IN SHORT: American streaming superstar IShowSpeed, real name Darren Watkins Jr., released an unofficial 2026 FIFA World Cup anthem titled “Champions” on June 1 that prominently features Ghana’s flag, traditional dancers, Afrobeats energy and direct references to his honorary Ghanaian citizenship. The video crossed 11 million YouTube views within two days. FIFA’s verified account responded to Speed’s request to make it the official tournament anthem with “We will be in touch.” FIFA subsequently added the track to the official 2026 World Cup album. The World Cup kicks off June 11 in the United States, Canada and Mexico.
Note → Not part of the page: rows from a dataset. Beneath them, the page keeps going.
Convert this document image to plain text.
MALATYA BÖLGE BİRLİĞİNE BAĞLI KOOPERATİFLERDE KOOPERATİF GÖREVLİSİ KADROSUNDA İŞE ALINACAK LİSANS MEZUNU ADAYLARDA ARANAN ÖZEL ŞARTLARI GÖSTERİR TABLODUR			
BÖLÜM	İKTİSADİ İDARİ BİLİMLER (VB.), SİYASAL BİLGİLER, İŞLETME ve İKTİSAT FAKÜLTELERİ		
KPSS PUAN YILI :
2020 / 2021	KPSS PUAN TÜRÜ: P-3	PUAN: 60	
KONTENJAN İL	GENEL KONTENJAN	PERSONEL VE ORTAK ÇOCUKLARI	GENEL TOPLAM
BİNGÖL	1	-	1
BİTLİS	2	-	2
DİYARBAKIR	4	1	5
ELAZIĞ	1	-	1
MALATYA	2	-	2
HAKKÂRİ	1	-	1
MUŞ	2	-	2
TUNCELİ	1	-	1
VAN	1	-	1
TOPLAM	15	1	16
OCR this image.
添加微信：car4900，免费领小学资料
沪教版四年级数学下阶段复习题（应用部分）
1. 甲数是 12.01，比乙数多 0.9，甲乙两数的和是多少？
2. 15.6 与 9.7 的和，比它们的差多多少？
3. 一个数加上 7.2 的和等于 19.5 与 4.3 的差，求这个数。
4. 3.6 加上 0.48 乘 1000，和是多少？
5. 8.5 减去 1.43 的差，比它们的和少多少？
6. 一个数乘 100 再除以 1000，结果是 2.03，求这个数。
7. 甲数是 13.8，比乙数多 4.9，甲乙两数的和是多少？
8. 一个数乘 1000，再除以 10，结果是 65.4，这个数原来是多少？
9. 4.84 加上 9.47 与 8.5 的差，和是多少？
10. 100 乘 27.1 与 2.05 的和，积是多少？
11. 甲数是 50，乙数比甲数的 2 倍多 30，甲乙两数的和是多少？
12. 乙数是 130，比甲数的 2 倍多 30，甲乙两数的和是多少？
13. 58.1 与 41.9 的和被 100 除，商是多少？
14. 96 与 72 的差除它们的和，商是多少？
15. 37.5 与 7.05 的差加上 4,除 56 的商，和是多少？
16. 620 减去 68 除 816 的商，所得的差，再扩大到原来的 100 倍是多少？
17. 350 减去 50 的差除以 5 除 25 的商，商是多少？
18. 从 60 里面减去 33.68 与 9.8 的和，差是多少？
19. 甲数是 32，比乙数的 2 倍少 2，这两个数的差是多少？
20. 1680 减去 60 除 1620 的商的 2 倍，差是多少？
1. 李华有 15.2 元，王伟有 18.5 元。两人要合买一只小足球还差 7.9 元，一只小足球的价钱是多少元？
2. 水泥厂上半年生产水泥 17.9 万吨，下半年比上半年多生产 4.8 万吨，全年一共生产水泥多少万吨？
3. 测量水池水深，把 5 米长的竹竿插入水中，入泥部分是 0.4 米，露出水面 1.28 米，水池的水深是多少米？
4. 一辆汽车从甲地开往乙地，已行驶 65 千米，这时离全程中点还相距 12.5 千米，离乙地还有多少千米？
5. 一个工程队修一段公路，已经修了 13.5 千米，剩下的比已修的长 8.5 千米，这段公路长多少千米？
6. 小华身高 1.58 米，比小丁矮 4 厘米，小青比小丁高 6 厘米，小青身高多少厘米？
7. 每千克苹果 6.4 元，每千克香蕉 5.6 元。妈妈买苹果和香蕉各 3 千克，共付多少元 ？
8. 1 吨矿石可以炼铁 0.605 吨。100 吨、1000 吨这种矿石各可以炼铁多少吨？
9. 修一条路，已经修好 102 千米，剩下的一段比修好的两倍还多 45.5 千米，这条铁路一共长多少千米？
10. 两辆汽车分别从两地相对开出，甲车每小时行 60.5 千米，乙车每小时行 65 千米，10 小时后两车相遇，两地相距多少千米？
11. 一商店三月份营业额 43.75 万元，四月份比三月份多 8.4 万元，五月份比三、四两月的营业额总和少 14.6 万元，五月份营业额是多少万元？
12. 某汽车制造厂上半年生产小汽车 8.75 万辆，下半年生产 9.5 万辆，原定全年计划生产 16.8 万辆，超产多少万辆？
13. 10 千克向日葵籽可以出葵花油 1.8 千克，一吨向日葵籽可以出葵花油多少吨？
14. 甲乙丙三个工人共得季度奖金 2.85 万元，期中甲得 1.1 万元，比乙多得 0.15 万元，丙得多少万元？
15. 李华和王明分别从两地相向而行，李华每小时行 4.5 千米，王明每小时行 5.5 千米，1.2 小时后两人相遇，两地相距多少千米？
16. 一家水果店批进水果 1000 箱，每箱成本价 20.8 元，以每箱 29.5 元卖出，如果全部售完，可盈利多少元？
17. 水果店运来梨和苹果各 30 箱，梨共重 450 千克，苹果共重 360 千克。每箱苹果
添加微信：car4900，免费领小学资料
Ghana is getting an unexpected global amplification ahead of the 2026 World Cup from one of the internet’s biggest personalities, after IShowSpeed released a football anthem that foregrounds Ghanaian culture on a platform his 45 million YouTube subscribers watch, triggering a viral moment that pushed Ghana’s colours, flag and football energy into the global conversation weeks before the tournament starts. The track, “Champions,” dropped June 1, hit 11 million views in two days, and has now been added to FIFA’s official World Cup album after the football body’s social media account responded directly to Speed’s tagging with the words “We will be in touch.”
- The video was shot in Miami in stadium-inspired settings filled with national flags, coloured powder explosions and crowd chants representing countries from Algeria to Uruguay. Ghana receives the most prominent single-country treatment: large Ghanaian flags, traditional dancers, Afrobeats-driven sequences and explicit references to Speed’s honorary citizenship, which was granted during his Africa tour.
- Speed’s connection to Ghana dates to his 2024 Africa tour, during which massive crowds followed him through the streets of Accra and he was granted honorary citizenship in recognition of his enthusiasm for Ghanaian culture. He has repeatedly acknowledged Ghana on his platform since, but the World Cup anthem is the most commercially significant expression of that connection, placing Ghana in front of a global audience of football fans actively looking for tournament content.
- The timing is ideal for Ghana. The Black Stars qualified for the 2026 World Cup and will make their fifth World Cup appearance. Coach Carlos Queiroz unveiled Ghana’s final squad as the tournament approaches. A viral moment associating Ghana with IShowSpeed’s energetic global brand in the weeks before the tournament starts is free global marketing that no advertising budget could replicate.
- The official FIFA soundtrack “Goals,” released separately by Lisa, Anitta and Rema, has attracted comparisons from fans who describe Speed’s track as more authentic, more energetic and more representative of street-level football culture than the polished official release. Several commentators on social media argued that FIFA should have made the Speed track the primary anthem, a debate that has itself driven additional views and engagement.
- FIFA’s decision to add “Champions” to the official 2026 World Cup album represents an unprecedented acknowledgement of a content creator’s cultural influence on a major tournament. It follows a pattern in global sports where the organic reach of digital creators now rivals or exceeds traditional broadcast and marketing channels for reaching younger audiences.
The IShowSpeed-Ghana moment illustrates something important about how African countries and cultures reach global audiences in 2026. Traditional diplomatic and cultural channels, including embassies, tourism boards and formal cultural exchange programmes, operate at a pace and scale that social media has comprehensively outrun. A single YouTube creator with a genuine emotional connection to Ghana can generate more international awareness of Ghanaian culture in 48 hours than a year of coordinated tourism marketing could produce. Ghana’s global brand, which rests on the 2006 World Cup quarter-final, the Year of Return 2019, and its growing reputation as West Africa’s most stable democracy, just received an enormous organic amplification from one of the world’s most-watched content creators.
The Bigger Picture: IShowSpeed’s honorary Ghana citizenship was a cultural moment. His World Cup anthem, now on FIFA’s official album, is a commercial and cultural milestone. It puts Ghana’s name, flag and cultural energy in front of 11 million viewers and counting in the weeks when the entire world is paying attention to football. For a country that has been working to position itself as a creative industries hub and a destination for the African diaspora, this kind of organic global visibility from a trusted cultural figure is exactly the soft power moment that money cannot buy. Ghana to the world, indeed.